CSW saved my life. My feelings of worthlessness vanished the day I was 75% right. Now I’m part of something so much larger than myself, and if you saw me, you’d know how large that is.  Most of you reading this have no idea what it’s like to be a CSW. There may even be a CSW in your life and you’re unaware of her. We learn how to appear “normal.” We just want to go to work, do our jobs, earn enough money to enjoy our lifestyle, and not have to answer questions from “normal” people all day. To you, perhaps these questions seem harmless, idle curiosity. But to a CSW, a question like, “Can you recommend a good Pinot Noir under twenty dollars?” is like a slap in the face. You don’t understand wine like we do. You didn’t study for hours and hours to understand that Pinot Noir is the red grape of Burgundy. You don’t know enough to tell me what goddam clone of Pinot Noir you prefer, yet you expect me, because I’m a CSW, to just hand out names of Pinot Noirs under twenty dollars. Just like that. Like I took that exam that damn near killed me, got 75% of the answers right, just so I could look you in the eye and say, “Have you tried the Castle Rock?” What kind of a monster are you?

And now, after all that we’ve been through as CSWs, the online courses, the humiliation, the tear gassing at TexSomm, now comes the ultimate indignity—a President of the United States who doesn’t drink. After years and years of hiding in the shadows, knowing that we’re CSWs but unable to confess it to our parents, in many cases, or our peers, we finally come out of the wine closet and this happens. The entire country turns against us. Our new President doesn’t even admit that our lives have any meaning. We’re suddenly invisible again, another group marginalized, our love denied. We’re still CSWs. We have the letters after our name if anyone cares to look. We’re people just like you and just like the President. We drink our Champagne out of white wine glasses, not flutes, but, still, we’re just people. With letters after our name. Don’t judge us. We were born this way. We just want to be accepted, even loved. Have you ever loved a CSW? No. I didn’t think so. Very few have.

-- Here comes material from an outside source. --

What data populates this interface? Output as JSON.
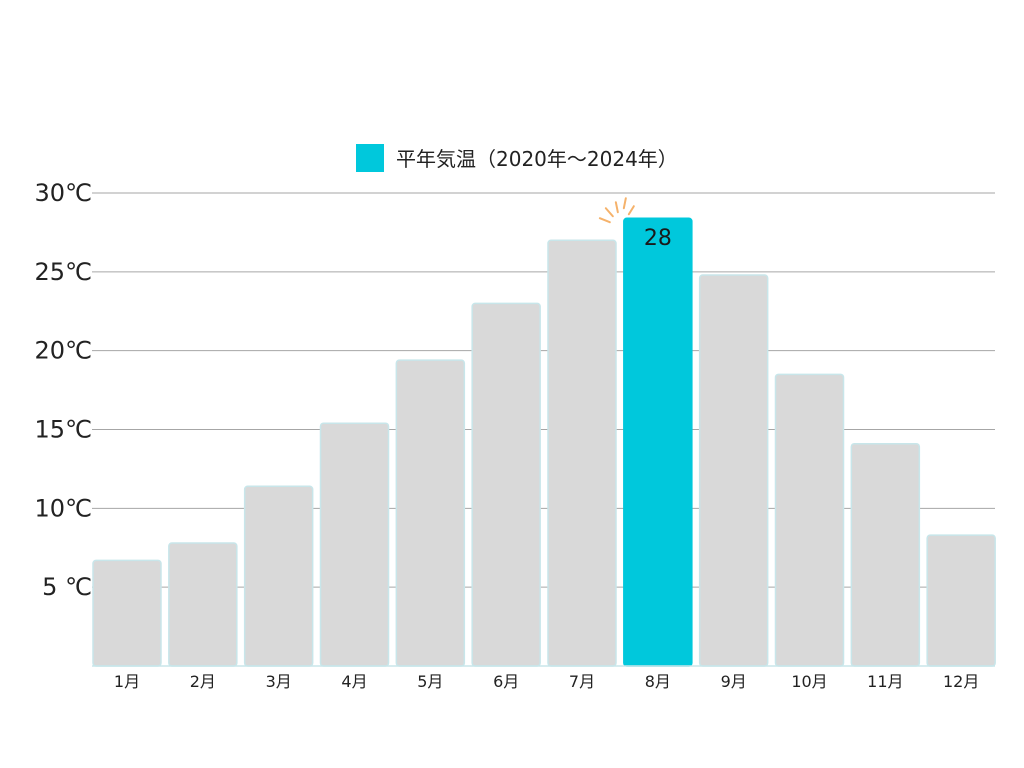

I’d been planning to tell my parents that I’m a CSW, but now I don’t know what to do. I don’t think my mother will accept it. I can hear her now. “A CSW? No! I refuse to believe it. I know you, I raised you. You’re NOT a CSW! Don’t tell me you are. How am I supposed to go to my club and tell the other mothers that my daughter is a Certified Specialist of Wine? What do you think they’re going to do? I’ll tell you what they’re going to do, they’re going to LAUGH! ‘A CSW?,’ they’re going to say, ‘Is that like a CPA, or an RN, or a DDS? Or is it more a WTF?’ I didn’t raise you, Honey, to be a CSW. Now you just march your Certified ass upstairs, young lady, and amputate those three letters. Or you’ll never be welcome in my house.”

“Those three letters,” Mom, are who I am. I don’t care if it’s a horrible way to live, I don’t have a choice anymore. And it is horrible. CWEs making fun of us, calling us “filthy little Specs.” WSETs looking down their noses at us because they have four letters instead of only three. And I don’t even want to talk about MSs. They won’t even speak to us. They walk among us as the Greek gods walked among ordinary mortals. Often they appear to us, those of us who one day dream of our own little MS pin, in animal form, and always an animal with horns. We are their playthings, mere mortals they can tease, torture, torment or seduce. Their immortality makes them shameless. They treat us like their possessions. And so we dream of being one of them, at least until we are broken, without money or pride left, one exam away from immortality… An exam we never pass, because they don’t really want us among them. We’re not really MS material. We never were. We should have known. The gods always recognize other gods, then screw with the mortals who want to be like them. And when they’re finished, our CSW seems so worthless. Like it was just a simple test. Like passing the test for your driver’s license, only it costs 50 times more. Like any dummy can get one. Like the letters are just that. Only letters. Like people who mistake letters for accomplishment are like people who mistake numbers for wisdom. Like wine is about letters and numbers… It is, isn’t it?